Although like most people's underwear they will probably be different come tomorrow, the following is where the market currently stands with its interest rate expectations for the U.S. Federal Reserve.
Coming into Friday's employment report, the market according to the CME Group 30-day Fed Fund futures was assigning a 0% probability for a 25 basis point increase in interest rates through November 2016. At the same time, a slight 3.6% probability existed for a 25 basis point cut over this same time period. In other words, the market saw absolutely no chance for a Fed rate hike for several months.
But following the release of the June employment report on Friday, the probability for a Fed interest rate cut fell back to 0% while the odds for a Fed rate hike increased to 12%. The same can be said for November, although it is almost impossible to envision the Fed raising interest rates a mere six days before the general election in November, particularly since there is no press conference following this meeting.

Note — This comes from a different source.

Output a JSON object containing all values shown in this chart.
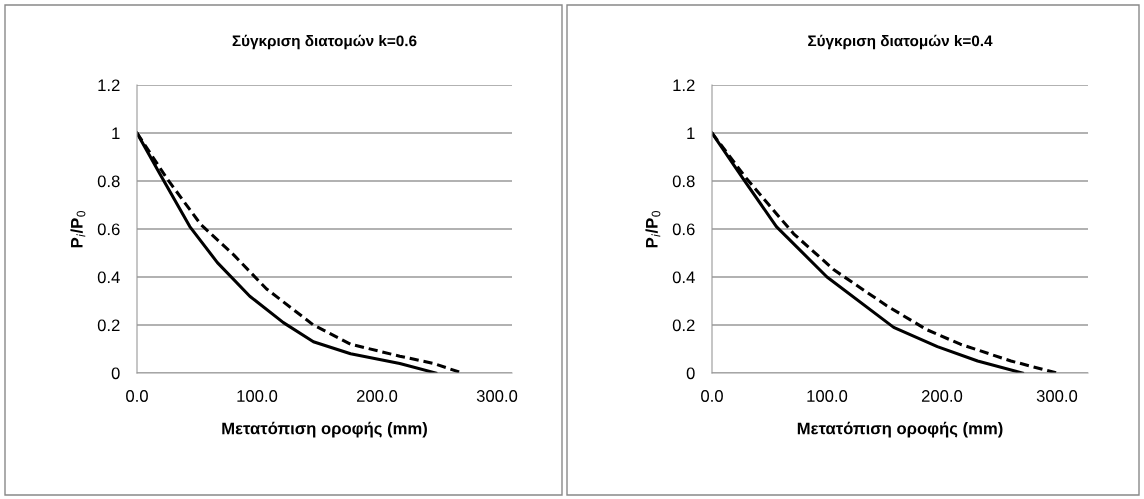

As for December, the probability for a 25 basis point increase in interest rates has increased to 26.5%, including a 2.3% probability for 50 basis points worth of rate hikes having been achieved by then.
Interestingly, the odds for any further interest rate increases beyond December 2016 are virtually nil, as the current probability for a 25 basis point increase in interest rates by June 2017 is nearly the same at 32.7% as it is in December 2016.
The Bottom Line
The latest monthly employment report, as flawed as it may be, has entered us into our newest chapter of interest rate expectations for the U.S. Federal Reserve. Any expectations for a Fed rate cut are now back off the table. And the probability for one 25 basis point increase by the U.S. Federal Reserve over the next twelve months has increased from about one-in-six or five to roughly one-in-four or three.
For those that are optimistic about the global economic outlook, this is a reassuring shift.
And for those who believe there is no chance that the Fed will be raising interest rates anytime soon, these higher probabilities have the potential to bring back to earth at least to some degree the price of those securities that are expected to perform best in an otherwise slowing global growth environment.